DevContentOps Explained

DevContentOps is about bringing content management into the DevOps process. 

With customers and end users demanding content-driven experiences across an increasingly wide range of digital channels, the union between DevOps and Content Management is inevitable.

By integrating your CMS, and by extension your content teams into the CI/CD pipeline, enterprises unlock:

  • Faster development of content-driven software applications (websites, mobile apps, etc.)
  • Continuous content publishing without the bottlenecks and silos traditionally found with web content management
  • Faster time to market particularly when it comes to omni-channel content applications and experiences
  • Simpler avenues to personalization and localized content


Content-driven applications are now the lifeblood of branding, marketing, customer experience, employee experience, partner experience, and so much more. As a result a CMS plays a pivotal role in delivering that content to the many touch points we use today. However, not every CMS is built to work in tandem with rapid development and deployment of content-driven applications. 

Unfortunately, many CMSs have outdated architectures that are difficult to integrate with DevOps processes, or don't foster collaboration between developers and content creators. For the successful development of content-driven applications, however, companies need a new approach: the DevContentOps process.

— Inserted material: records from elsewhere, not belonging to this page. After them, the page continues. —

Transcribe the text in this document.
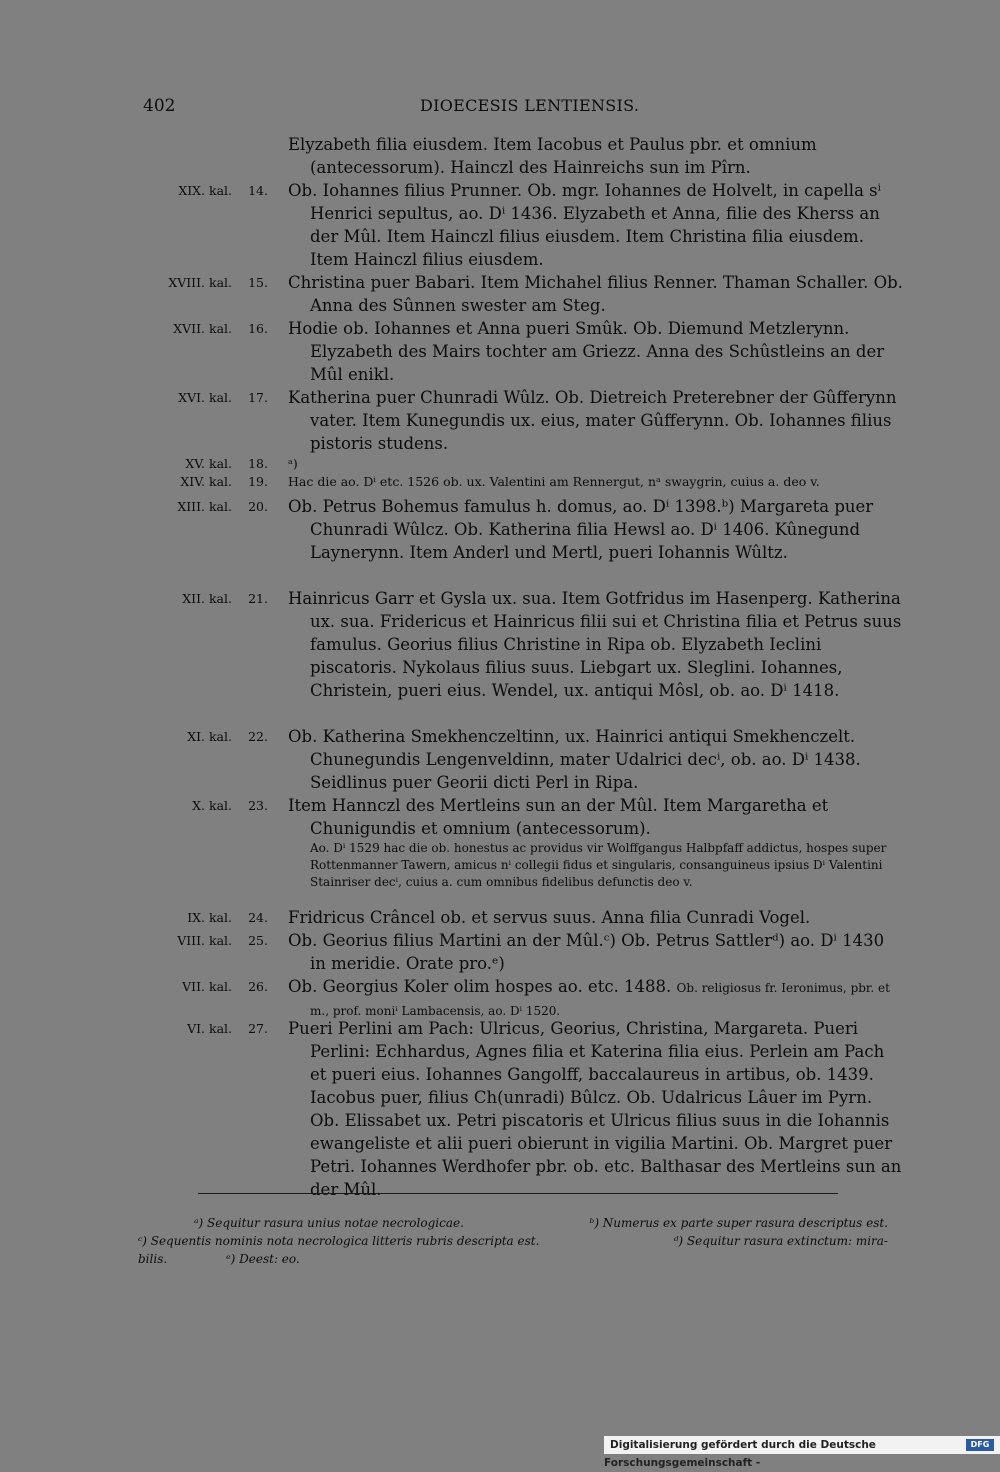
402	DIOECESIS LENTIENSIS.

Elyzabeth filia eiusdem. Item Iacobus et Paulus pbr. et omnium (antecessorum). Hainczl des Hainreichs sun im Pîrn.

XIX. kal.	14. Ob. Iohannes filius Prunner. Ob. mgr. Iohannes de Holvelt, in capella sⁱ Henrici sepultus, ao. Dⁱ 1436. Elyzabeth et Anna, filie des Kherss an der Mûl. Item Hainczl filius eiusdem. Item Christina filia eiusdem. Item Hainczl filius eiusdem.

XVIII. kal.	15. Christina puer Babari. Item Michahel filius Renner. Thaman Schaller. Ob. Anna des Sûnnen swester am Steg.

XVII. kal.	16. Hodie ob. Iohannes et Anna pueri Smûk. Ob. Diemund Metzlerynn. Elyzabeth des Mairs tochter am Griezz. Anna des Schûstleins an der Mûl enikl.

XVI. kal.	17. Katherina puer Chunradi Wûlz. Ob. Dietreich Preterebner der Gûfferynn vater. Item Kunegundis ux. eius, mater Gûfferynn. Ob. Iohannes filius pistoris studens.

XV. kal.	18. ᵃ)

XIV. kal.	19. Hac die ao. Dⁱ etc. 1526 ob. ux. Valentini am Rennergut, nᵃ swaygrin, cuius a. deo v.

XIII. kal.	20. Ob. Petrus Bohemus famulus h. domus, ao. Dⁱ 1398.ᵇ) Margareta puer Chunradi Wûlcz. Ob. Katherina filia Hewsl ao. Dⁱ 1406. Kûnegund Laynerynn. Item Anderl und Mertl, pueri Iohannis Wûltz.

XII. kal.	21. Hainricus Garr et Gysla ux. sua. Item Gotfridus im Hasenperg. Katherina ux. sua. Fridericus et Hainricus filii sui et Christina filia et Petrus suus famulus. Georius filius Christine in Ripa ob. Elyzabeth Ieclini piscatoris. Nykolaus filius suus. Liebgart ux. Sleglini. Iohannes, Christein, pueri eius. Wendel, ux. antiqui Môsl, ob. ao. Dⁱ 1418.

XI. kal.	22. Ob. Katherina Smekhenczeltinn, ux. Hainrici antiqui Smekhenczelt. Chunegundis Lengenveldinn, mater Udalrici decⁱ, ob. ao. Dⁱ 1438. Seidlinus puer Georii dicti Perl in Ripa.

X. kal.	23. Item Hannczl des Mertleins sun an der Mûl. Item Margaretha et Chunigundis et omnium (antecessorum).

Ao. Dⁱ 1529 hac die ob. honestus ac providus vir Wolffgangus Halbpfaff addictus, hospes super Rottenmanner Tawern, amicus nⁱ collegii fidus et singularis, consanguineus ipsius Dⁱ Valentini Stainriser decⁱ, cuius a. cum omnibus fidelibus defunctis deo v.

IX. kal.	24. Fridricus Crâncel ob. et servus suus. Anna filia Cunradi Vogel.

VIII. kal.	25. Ob. Georius filius Martini an der Mûl.ᶜ) Ob. Petrus Sattlerᵈ) ao. Dⁱ 1430 in meridie. Orate pro.ᵉ)

VII. kal.	26. Ob. Georgius Koler olim hospes ao. etc. 1488. Ob. religiosus fr. Ieronimus, pbr. et m., prof. moniⁱ Lambacensis, ao. Dⁱ 1520.

VI. kal.	27. Pueri Perlini am Pach: Ulricus, Georius, Christina, Margareta. Pueri Perlini: Echhardus, Agnes filia et Katerina filia eius. Perlein am Pach et pueri eius. Iohannes Gangolff, baccalaureus in artibus, ob. 1439. Iacobus puer, filius Ch(unradi) Bûlcz. Ob. Udalricus Lâuer im Pyrn. Ob. Elissabet ux. Petri piscatoris et Ulricus filius suus in die Iohannis ewangeliste et alii pueri obierunt in vigilia Martini. Ob. Margret puer Petri. Iohannes Werdhofer pbr. ob. etc. Balthasar des Mertleins sun an der Mûl.

ᵃ) Sequitur rasura unius notae necrologicae.	ᵇ) Numerus ex parte super rasura descriptus est.
ᶜ) Sequentis nominis nota necrologica litteris rubris descripta est.	ᵈ) Sequitur rasura extinctum: mira-
bilis.	ᵉ) Deest: eo.
Digitalisierung gefördert durch die Deutsche Forschungsgemeinschaft -
DFG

The Anatomy of a DevContentOps Environment

  • Traditional DevOps Foundation: A DevContentOps environment always supports a traditional DevOps environment by enabling seamless integration of traditional DevOps tooling for building, testing, releasing, and orchestrating content managed apps. Plus, DevContentOps enables continuous merging of source code and content changes to eliminate large merge conflicts and streamline the dev/test/release/publish cycles of content apps.
  • Collaboration: Enable software developers, IT operations, and content managers to work seamlessly together. Enabling cultural changes that improve the collaboration among dev, ops, and content teams.
  • Shorter Cycle Times: Shorten the life cycle, and increase the throughput of delivering features, fixes and updates of content apps to production.
  • Standardization: Enable parallel and frictionless development and integration of content and software features through standard tools and approaches such as branching and other related SCM capabilities eliminating the need for undesirable impacts including code and content freezes and double publishing.
  • A Single, Distributed Repository: Managing all code, content, and configuration data in a single, distributed repository allowing for packaging and releasing all related items in a single publishing cycle.
  • Developer Freedom: Allowing developers to use their tools of choice on top of the single code/content repo (IDEs, frameworks, languages, etc); not requiring some artifacts to be managed in a CMS and others in a source code management system; not dictating certain development or DevOps technologies.
  • CI/CD/CP (Continuous Integration, Delivery, and Publishing): Allow continuous publishing of content without any interruptions due to software dev/test/release cycles. Manage content packages (including associated code as necessary) as transactional units for continuous publishing/delivery. Also enables continuous movement of code forward from dev to production/operations, and continuous movement of content back from production/operations to lower dev environments.